Que esta milonga propaguen
las guitarras y el pampero;
que se quede en la memoria
y en el cariño del pueblo.

Octubre de 1974


MAREA DE ELEGÍA

El aire de la marcha es nuevo para todos.
Tengo aún la palabra; la ejerceré más alto.

Llegué con los escombros de un cielo sobre el rostro
y escucho crepitar hogueras de fervor,
fuegos poniendo en fuga bestias que me asolaban.

Nada impide que vea pasar incandescencias,
que sienta una península como siento a mi padre,
que vaya a mirar rostros que quiere la ternura
o el azogue de nada que me revela vida.

La marea está alta, acumula en Los Andes
Nilos como el de Cuba con limo para todos.

El corazón es patria soñada, prometida,
del vuelo vagabundo de la sangre del hombre.

Todo obliga a explorar hasta el adiós final.



Selección de textos y fotos: Jmp

Gracias a Eduardo Manso que hace unos días, en un encuentro de poetas, me obsequió el libro de Imar.

En Banderas reunidas, Edulp (Editorial de la Universidad de La Plata), La Plata, 2010
Leemos en la solapa del libro:
“Imar Miguel Lamonega nació el 3 de Julio de 1934. Escritor, poeta, militante y gremialista. Fue trabajador de YPF en la destilería de Ensenada, delegado del personal, padre de tres hijos y berissense. Abrió con otros compañeros el centro cultural "Caprex" en La Plata. Participaron artísticamente en él músicos como el Tata Cedrón, Quintango, Quinteto Tiempo, entre otros. Publicó artículos en la revista "Crisis". Como a tantos otros compañeros lo despidieron de YPF luego de la huelga de 1968 y lo apresaron por sus actividades gremialistas. Se exilió en el año 1970 en Cuba. Allí se desempeñó como director de la revista "Normas y metrologías". Es nombrado "Responsable de los argentinos" por el ICAP (Instituto Cubano de Amistad con los Pueblos). Perteneció a la "Brigada Hermanos Saíz", grupo de jóvenes escritores cubanos. Realizó varias publicaciones en la revista "El Caimán Barbudo". Ganó en 1972 el primer premio de la Federación de Mujeres Cubanas con su poesía "Milonga al machismo". En 1971 presenta su libro en Casa de las Américas por el cual recibió una mención especial entregada por Nicolás Guillén.

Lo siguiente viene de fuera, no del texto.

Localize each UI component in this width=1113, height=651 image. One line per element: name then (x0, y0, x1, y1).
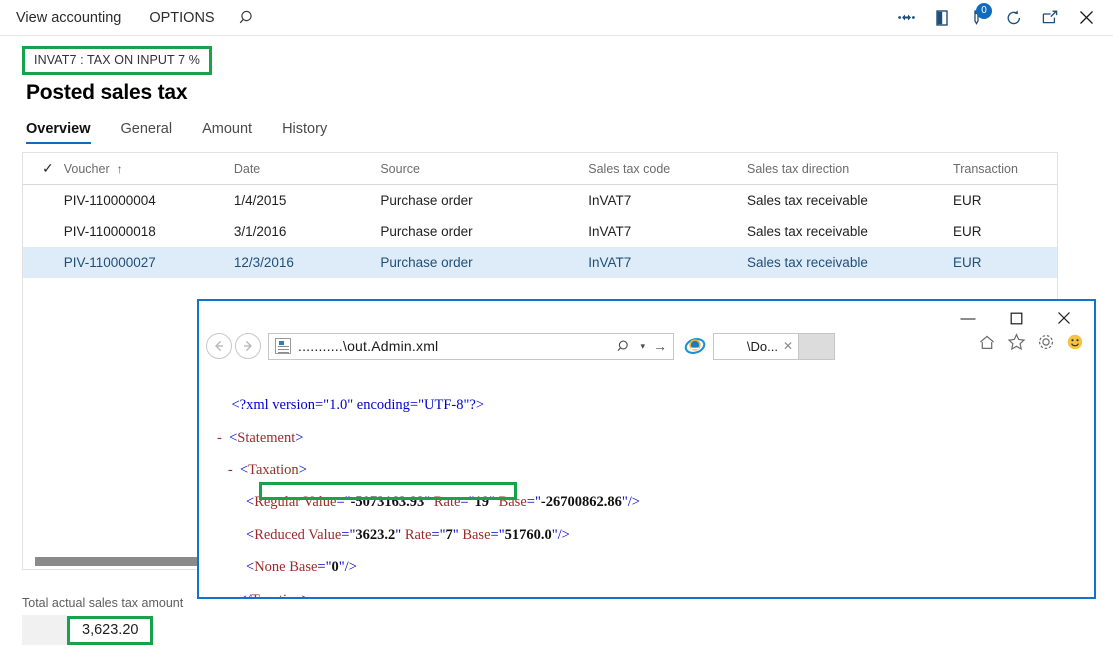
xml-document-view: <?xml version="1.0" encoding="UTF-8"?> -… (199, 361, 1094, 597)
cell-source[interactable]: Purchase order (380, 255, 588, 270)
cell-transaction-currency[interactable]: EUR (953, 193, 1057, 208)
search-icon[interactable] (617, 339, 632, 354)
cell-sales-tax-direction[interactable]: Sales tax receivable (747, 255, 953, 270)
total-value-spacer (22, 615, 67, 645)
cell-transaction-currency[interactable]: EUR (953, 224, 1057, 239)
back-button[interactable] (206, 333, 232, 359)
xml-line-regular: <Regular Value="-5073163.93" Rate="19" B… (246, 494, 640, 511)
cell-date[interactable]: 3/1/2016 (234, 224, 380, 239)
popout-icon[interactable] (1033, 1, 1067, 35)
notification-count-badge: 0 (976, 2, 992, 19)
maximize-button[interactable] (992, 305, 1040, 331)
cell-date[interactable]: 1/4/2015 (234, 193, 380, 208)
xml-document-icon (275, 338, 291, 354)
xml-line-taxation-close: </Taxation> (217, 592, 1094, 597)
cell-sales-tax-code[interactable]: InVAT7 (588, 255, 747, 270)
close-button[interactable] (1040, 305, 1088, 331)
xml-line-statement-open: - <Statement> (217, 429, 304, 446)
close-icon[interactable]: ✕ (783, 339, 793, 353)
cell-voucher[interactable]: PIV-110000018 (64, 224, 234, 239)
internet-explorer-logo-icon (683, 336, 707, 356)
xml-source: <?xml version="1.0" encoding="UTF-8"?> -… (217, 381, 1094, 597)
refresh-icon[interactable] (997, 1, 1031, 35)
table-row[interactable]: PIV-110000027 12/3/2016 Purchase order I… (23, 247, 1057, 278)
address-bar-actions: ▾ → (617, 338, 667, 354)
tab-general[interactable]: General (121, 121, 173, 144)
cell-voucher[interactable]: PIV-110000027 (64, 255, 234, 270)
breadcrumb-label[interactable]: INVAT7 : TAX ON INPUT 7 % (22, 46, 212, 75)
browser-chrome: — ...........\out.Admin.xml ▾ → \Do... ✕ (199, 301, 1094, 361)
window-controls: — (944, 305, 1088, 331)
cell-voucher[interactable]: PIV-110000004 (64, 193, 234, 208)
breadcrumb: INVAT7 : TAX ON INPUT 7 % (0, 36, 1113, 75)
tab-overview[interactable]: Overview (26, 121, 91, 144)
xml-line-taxation-open: - <Taxation> (227, 461, 307, 478)
column-header-sales-tax-code[interactable]: Sales tax code (588, 162, 747, 176)
cell-sales-tax-code[interactable]: InVAT7 (588, 224, 747, 239)
xml-line-declaration: <?xml version="1.0" encoding="UTF-8"?> (231, 397, 485, 414)
cell-date[interactable]: 12/3/2016 (234, 255, 380, 270)
page-header: INVAT7 : TAX ON INPUT 7 % Posted sales t… (0, 36, 1113, 105)
cell-source[interactable]: Purchase order (380, 224, 588, 239)
cell-transaction-currency[interactable]: EUR (953, 255, 1057, 270)
view-accounting-menu[interactable]: View accounting (0, 0, 135, 36)
table-row[interactable]: PIV-110000004 1/4/2015 Purchase order In… (23, 185, 1057, 216)
top-command-bar-left: View accounting OPTIONS (0, 0, 267, 36)
total-actual-sales-tax-amount-value[interactable]: 3,623.20 (67, 615, 154, 645)
total-section: Total actual sales tax amount 3,623.20 (22, 596, 522, 645)
grid-body: PIV-110000004 1/4/2015 Purchase order In… (23, 185, 1057, 278)
options-menu[interactable]: OPTIONS (135, 0, 228, 36)
xml-line-none: <None Base="0"/> (246, 559, 357, 576)
column-header-voucher[interactable]: Voucher ↑ (64, 162, 234, 176)
search-icon[interactable] (229, 0, 267, 36)
column-header-source[interactable]: Source (380, 162, 588, 176)
address-bar[interactable]: ...........\out.Admin.xml ▾ → (268, 332, 674, 360)
sort-ascending-icon: ↑ (116, 161, 123, 176)
top-command-bar-right: 0 (889, 0, 1113, 36)
forward-button[interactable] (235, 333, 261, 359)
browser-command-icons (978, 333, 1084, 351)
column-header-date[interactable]: Date (234, 162, 380, 176)
xml-line-reduced: <Reduced Value="3623.2" Rate="7" Base="5… (246, 526, 570, 543)
cell-source[interactable]: Purchase order (380, 193, 588, 208)
diamond-settings-icon[interactable] (889, 1, 923, 35)
smiley-feedback-icon[interactable] (1066, 333, 1084, 351)
select-all-checkmark-icon[interactable]: ✓ (23, 160, 64, 177)
total-value-row: 3,623.20 (22, 615, 522, 645)
top-command-bar: View accounting OPTIONS 0 (0, 0, 1113, 36)
cell-sales-tax-code[interactable]: InVAT7 (588, 193, 747, 208)
close-icon[interactable] (1069, 1, 1103, 35)
favorites-star-icon[interactable] (1007, 333, 1026, 351)
application-window: View accounting OPTIONS 0 INVAT7: TAX O… (0, 0, 1113, 651)
tools-gear-icon[interactable] (1037, 333, 1055, 351)
tab-amount[interactable]: Amount (202, 121, 252, 144)
tab-history[interactable]: History (282, 121, 327, 144)
minimize-button[interactable]: — (944, 305, 992, 331)
go-arrow-icon[interactable]: → (653, 338, 667, 354)
page-title: Posted sales tax (26, 81, 188, 104)
office-app-icon[interactable] (925, 1, 959, 35)
cell-sales-tax-direction[interactable]: Sales tax receivable (747, 224, 953, 239)
table-row[interactable]: PIV-110000018 3/1/2016 Purchase order In… (23, 216, 1057, 247)
browser-tab[interactable]: \Do... ✕ (713, 332, 799, 360)
column-header-sales-tax-direction[interactable]: Sales tax direction (747, 162, 953, 176)
home-icon[interactable] (978, 334, 996, 351)
address-bar-value: ...........\out.Admin.xml (298, 338, 439, 354)
browser-toolbar: ...........\out.Admin.xml ▾ → \Do... ✕ (199, 331, 1094, 361)
grid-header-row: ✓ Voucher ↑ Date Source Sales tax code Sa… (23, 153, 1057, 185)
notifications-icon[interactable]: 0 (961, 1, 995, 35)
browser-tab-title: \Do... (746, 338, 778, 354)
new-tab-button[interactable] (799, 332, 835, 360)
chevron-down-icon[interactable]: ▾ (640, 341, 645, 352)
tab-bar: Overview General Amount History (0, 110, 1113, 144)
browser-window: — ...........\out.Admin.xml ▾ → \Do... ✕… (197, 299, 1096, 599)
column-header-transaction-currency[interactable]: Transaction (953, 162, 1057, 176)
column-header-voucher-label: Voucher (63, 161, 110, 176)
cell-sales-tax-direction[interactable]: Sales tax receivable (747, 193, 953, 208)
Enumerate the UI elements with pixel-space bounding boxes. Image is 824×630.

El premio consistía en un manuscrito del "Che” Guevara, que se pierde junto con todas las pertenencias familiares enviadas por barco al país. En 1973 fue finalista del Premio David de Poesía. Retornó a la Argentina en 1974. Recuperó su empleo en YPF del que fue despedido luego del golpe de estado. Jamás abandonó sus actividades políticas y artísticas. En la madrugada del 23 de diciembre de 1976, en presencia de su familia, fue secuestrado por los militares de su hogar de Berisso. Desde entonces no se supo de él. Su esposa Rosa Del Rabal y su hija Gabriela declararon en el Juicio por la Verdad el 24 de Mayo del 2000. En el 2010 su hija Gabriela, luego de un trabajo de recopilación, arte y armado, logró presentar el libro Banderas Reunidas que contiene gran parte de sus poesías en una sucesión de movimientos y musicalidades. Los familiares siguen su lucha por saber qué ocurrió desde su desaparición. No hay cifras oficiales, pero se estima que entre 400 u 800 son los compañeros desaparecidos en Berisso. Zona combativa, obrera, de lucha, de inmigrantes, de sueños… Imar es uno de ellos.”